Some lessons I've learned:
1. My eyes like clean simple sights. Plain lack sights are quicker for me to aim in most conditions. Night sights are too busy and cluttered. My eye has trouble decideing what to aim with.
The dots? The blade edges? The Tritium vial?
2. When I use my pistol for night training with a Sure fire E2D or G2 light, busy complex sights are hard to use when the glare of the light hits them. Shiny smooth Tritium vials can refect light back.
3. If it's so dark I need my nightsights, I'll probally be point shooting anyways.
But i'm in a suburb tonight, it really deosn't get dark.
4. Contrast is what works best for aiming. Pure black sights are easy to contrast to things quickly. A front sight that is super thin helps as well. Letting what little light between the sights and improving contrast.
A fat front sight turns my sight picture into a black blob. I never use a front sight fatter than .110, .090 is best IME.
5. Point shooting. Forget the sights, my backdrop is clean, and there's a gun pointed at me. Odd's are point shooting is one of the most important skils
6. A fibreoptic front sight works as well as plain black sights, you never notice the FO rod in low light. But outside it glows and can speed up rapid fire shots. So I usually use FO front and plain rear.
7. My DW V with Heinie Ledge works well at night, and is the simplest night sights I've used. In low light the rear sight looks like a plain black sight.
So in low light this setup has a bright glowing front, plain rear. A decent compromise. Only in pure darkness deos the rear glow. (you can't even see it in the pic, just like a proper front sight focus)
It suffers a little during the day time. Timers in competition show it to be a hair slower, at 15+ yards, than black sights in low light most of the time.
8. This next setup rules the day, deos well in low light due to it's simplicity, and the thin front blade. In pure dark I expect to have a flashlight. 80% of the time this setup is my choice for CCW. In most practical senerios, these look just like plain black sights.
My other 1911's have this setup with even thinner .090 front sights. Better for long, long range shots. 25-50yards.
9. Night sights are allways crooked. The vial is allways off center compared to the edge of the sight, or the white ring isn't concentric around the entire sight. You have three things, all poorly crafted fighting for your attention.

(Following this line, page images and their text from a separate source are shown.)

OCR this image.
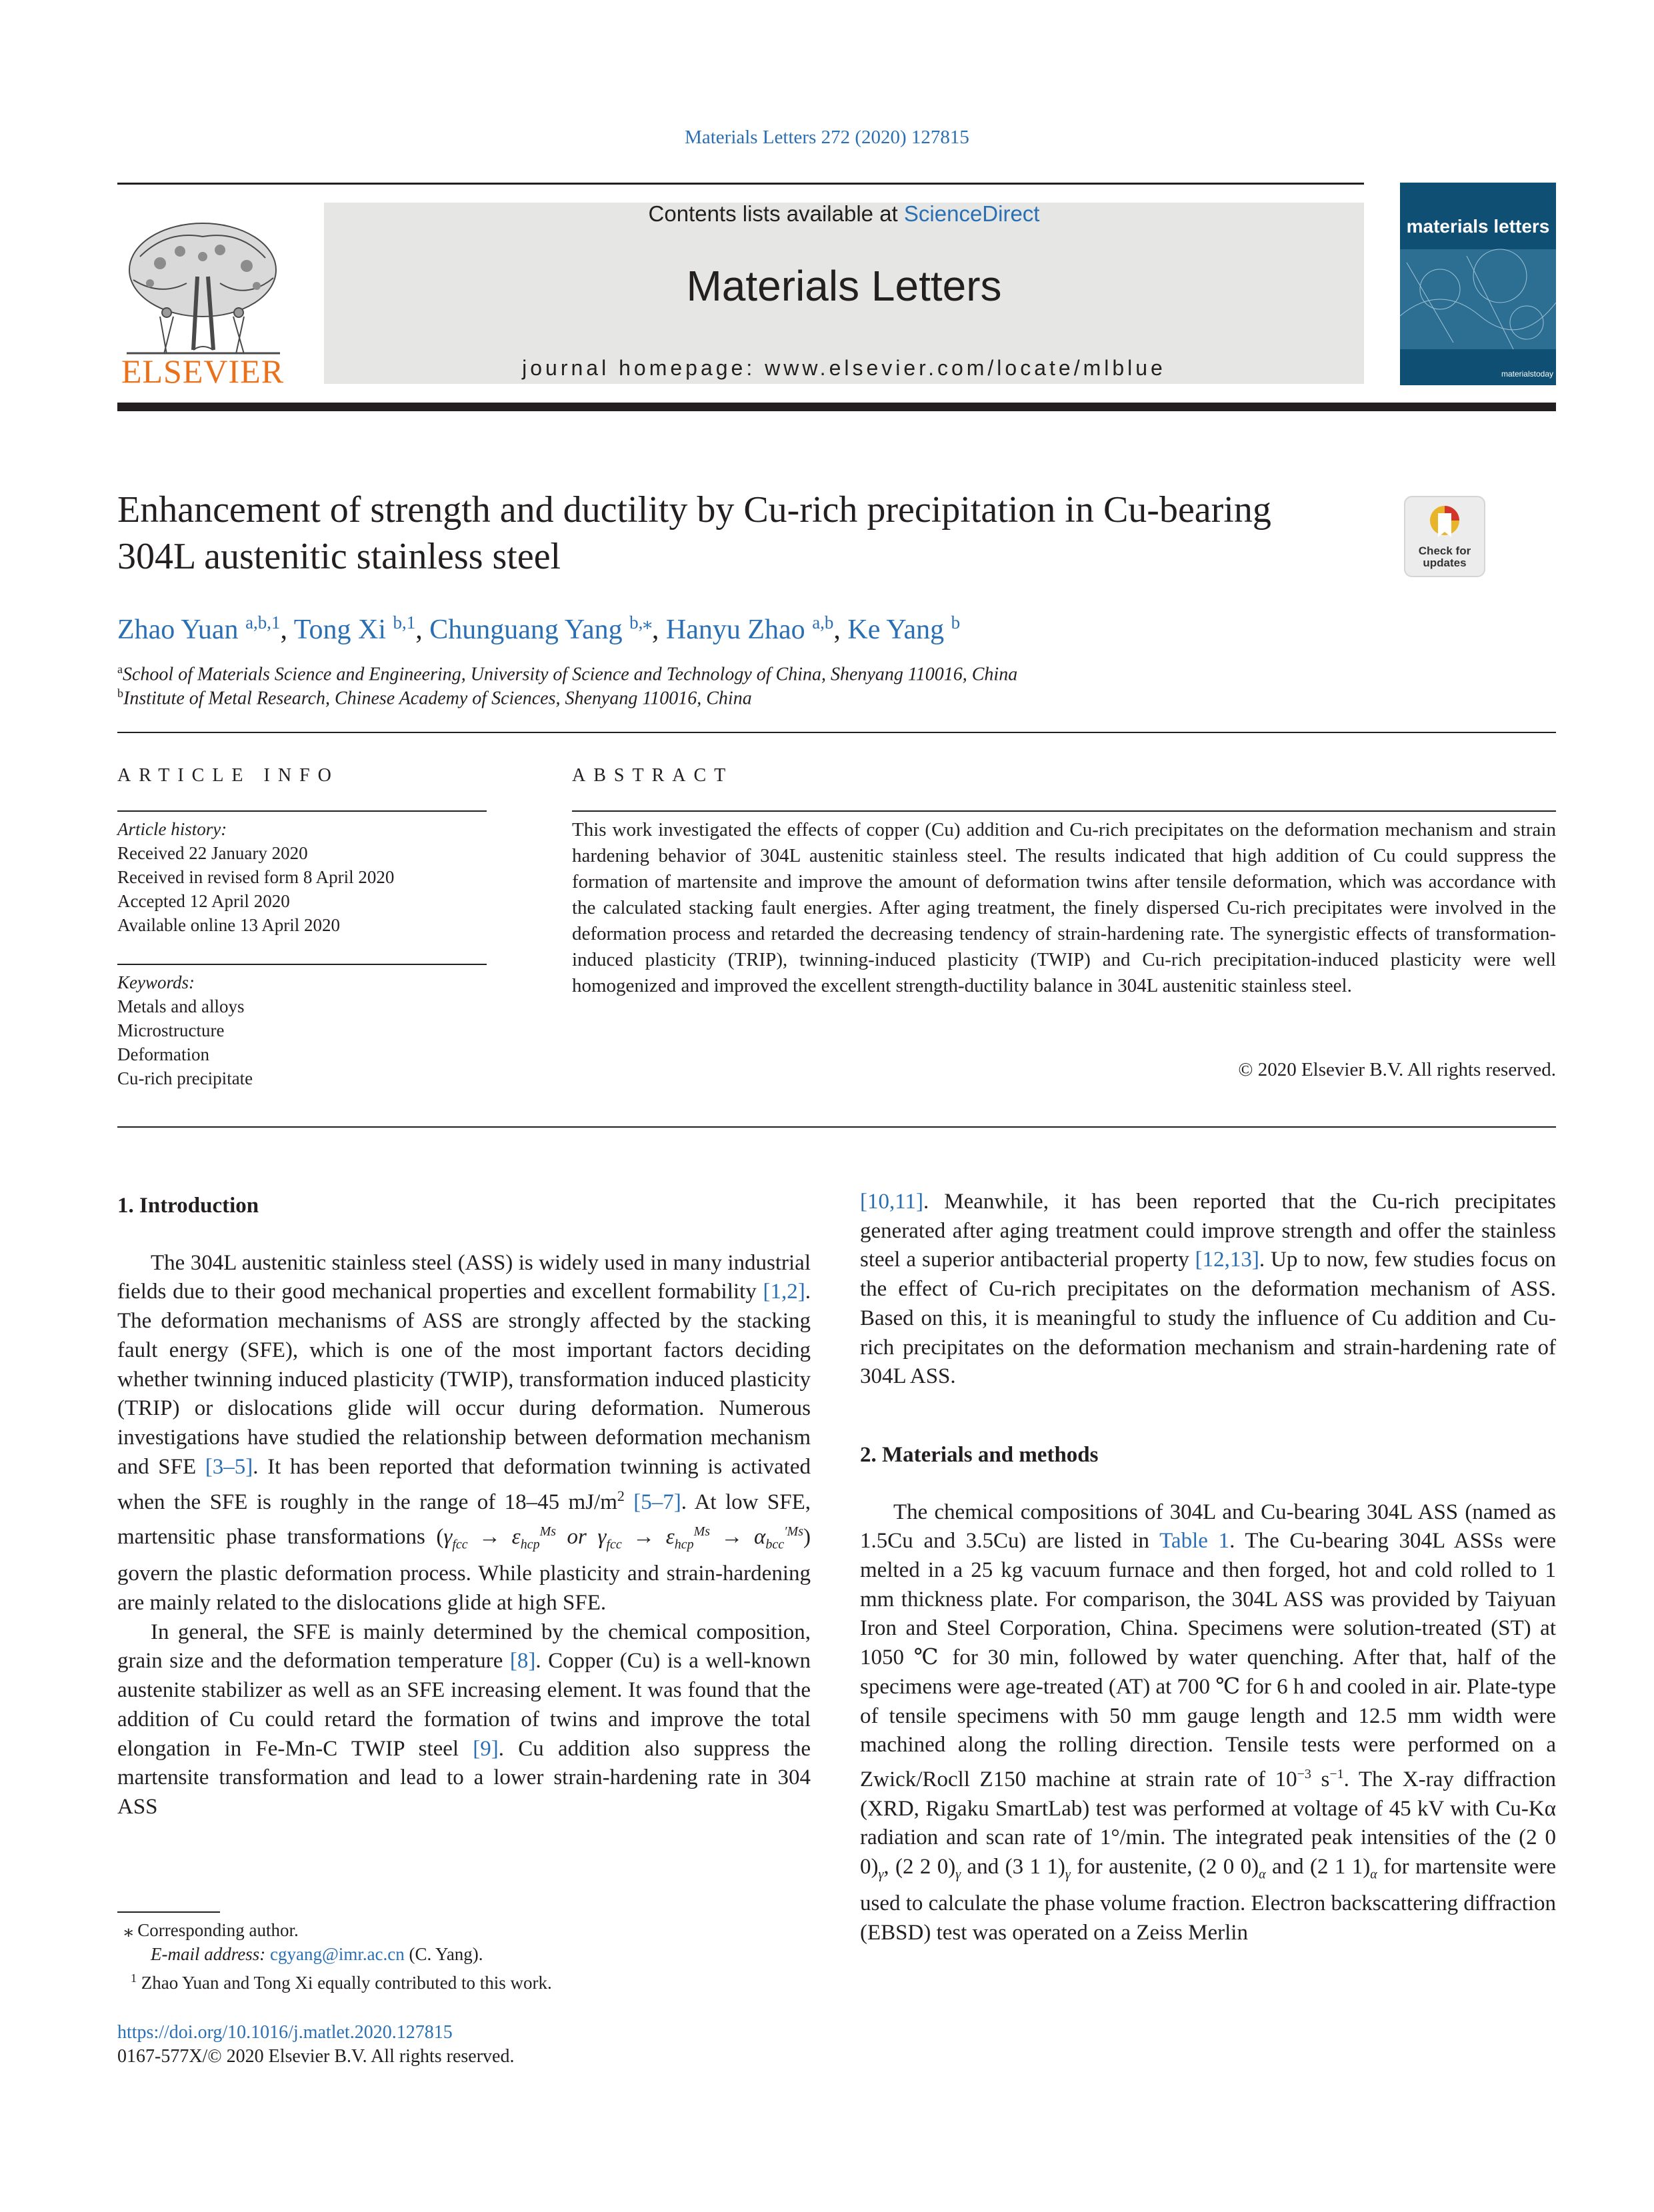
Materials Letters 272 (2020) 127815
ELSEVIER
Contents lists available at ScienceDirect
Materials Letters
journal homepage: www.elsevier.com/locate/mlblue
materials letters
materialstoday
Enhancement of strength and ductility by Cu-rich precipitation in Cu-bearing 304L austenitic stainless steel	Check for updates
Zhao Yuan $^{a,b,1}$, Tong Xi $^{b,1}$, Chunguang Yang $^{b,⁎}$, Hanyu Zhao $^{a,b}$, Ke Yang $^b$
$^a$School of Materials Science and Engineering, University of Science and Technology of China, Shenyang 110016, China
$^b$Institute of Metal Research, Chinese Academy of Sciences, Shenyang 110016, China
ARTICLE INFO
Article history:
Received 22 January 2020
Received in revised form 8 April 2020
Accepted 12 April 2020
Available online 13 April 2020
Keywords:
Metals and alloys
Microstructure
Deformation
Cu-rich precipitate
ABSTRACT
This work investigated the effects of copper (Cu) addition and Cu-rich precipitates on the deformation mechanism and strain hardening behavior of 304L austenitic stainless steel. The results indicated that high addition of Cu could suppress the formation of martensite and improve the amount of deformation twins after tensile deformation, which was accordance with the calculated stacking fault energies. After aging treatment, the finely dispersed Cu-rich precipitates were involved in the deformation process and retarded the decreasing tendency of strain-hardening rate. The synergistic effects of transformation-induced plasticity (TRIP), twinning-induced plasticity (TWIP) and Cu-rich precipitation-induced plasticity were well homogenized and improved the excellent strength-ductility balance in 304L austenitic stainless steel.
© 2020 Elsevier B.V. All rights reserved.

1. Introduction

The 304L austenitic stainless steel (ASS) is widely used in many industrial fields due to their good mechanical properties and excellent formability [1,2]. The deformation mechanisms of ASS are strongly affected by the stacking fault energy (SFE), which is one of the most important factors deciding whether twinning induced plasticity (TWIP), transformation induced plasticity (TRIP) or dislocations glide will occur during deformation. Numerous investigations have studied the relationship between deformation mechanism and SFE [3–5]. It has been reported that deformation twinning is activated when the SFE is roughly in the range of 18–45 $mJ/m^2$ [5–7]. At low SFE, martensitic phase transformations ($\gamma_{fcc} \to \varepsilon_{hcp}^{Ms}$ or $\gamma_{fcc} \to \varepsilon_{hcp}^{Ms} \to \alpha_{bcc}^{'Ms}$) govern the plastic deformation process. While plasticity and strain-hardening are mainly related to the dislocations glide at high SFE.

In general, the SFE is mainly determined by the chemical composition, grain size and the deformation temperature [8]. Copper (Cu) is a well-known austenite stabilizer as well as an SFE increasing element. It was found that the addition of Cu could retard the formation of twins and improve the total elongation in Fe-Mn-C TWIP steel [9]. Cu addition also suppress the martensite transformation and lead to a lower strain-hardening rate in 304 ASS

[10,11]. Meanwhile, it has been reported that the Cu-rich precipitates generated after aging treatment could improve strength and offer the stainless steel a superior antibacterial property [12,13]. Up to now, few studies focus on the effect of Cu-rich precipitates on the deformation mechanism of ASS. Based on this, it is meaningful to study the influence of Cu addition and Cu-rich precipitates on the deformation mechanism and strain-hardening rate of 304L ASS.

2. Materials and methods

The chemical compositions of 304L and Cu-bearing 304L ASS (named as 1.5Cu and 3.5Cu) are listed in Table 1. The Cu-bearing 304L ASSs were melted in a 25 kg vacuum furnace and then forged, hot and cold rolled to 1 mm thickness plate. For comparison, the 304L ASS was provided by Taiyuan Iron and Steel Corporation, China. Specimens were solution-treated (ST) at 1050 ℃ for 30 min, followed by water quenching. After that, half of the specimens were age-treated (AT) at 700 ℃ for 6 h and cooled in air. Plate-type of tensile specimens with 50 mm gauge length and 12.5 mm width were machined along the rolling direction. Tensile tests were performed on a Zwick/Rocll Z150 machine at strain rate of $10^{-3}$ $s^{-1}$. The X-ray diffraction (XRD, Rigaku SmartLab) test was performed at voltage of 45 kV with Cu-Kα radiation and scan rate of 1°/min. The integrated peak intensities of the (2 0 $0)_\gamma$, (2 2 $0)_\gamma$ and (3 1 $1)_\gamma$ for austenite, (2 0 $0)_\alpha$ and (2 1 $1)_\alpha$ for martensite were used to calculate the phase volume fraction. Electron backscattering diffraction (EBSD) test was operated on a Zeiss Merlin

⁎ Corresponding author.
E-mail address: cgyang@imr.ac.cn (C. Yang).
$^1$ Zhao Yuan and Tong Xi equally contributed to this work.
https://doi.org/10.1016/j.matlet.2020.127815
0167-577X/© 2020 Elsevier B.V. All rights reserved.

Plain sights only have one thing for you to focus on.
I had a set of XS bigdot sights that the line vial in the rear didn't lineup with the V notch. So my eyes were allways trying to decide which to aim with. One day at the range I took my time to try each. And using the V-notch had a significant change in POA/POI compared to the vial.
10. Bottom line, I have a few sets of Heinie Ledge night sights. But those are for a specific senerio. (Night, no flashlight being carried, in the sticks) For most uses FO front, plain rear work best for me.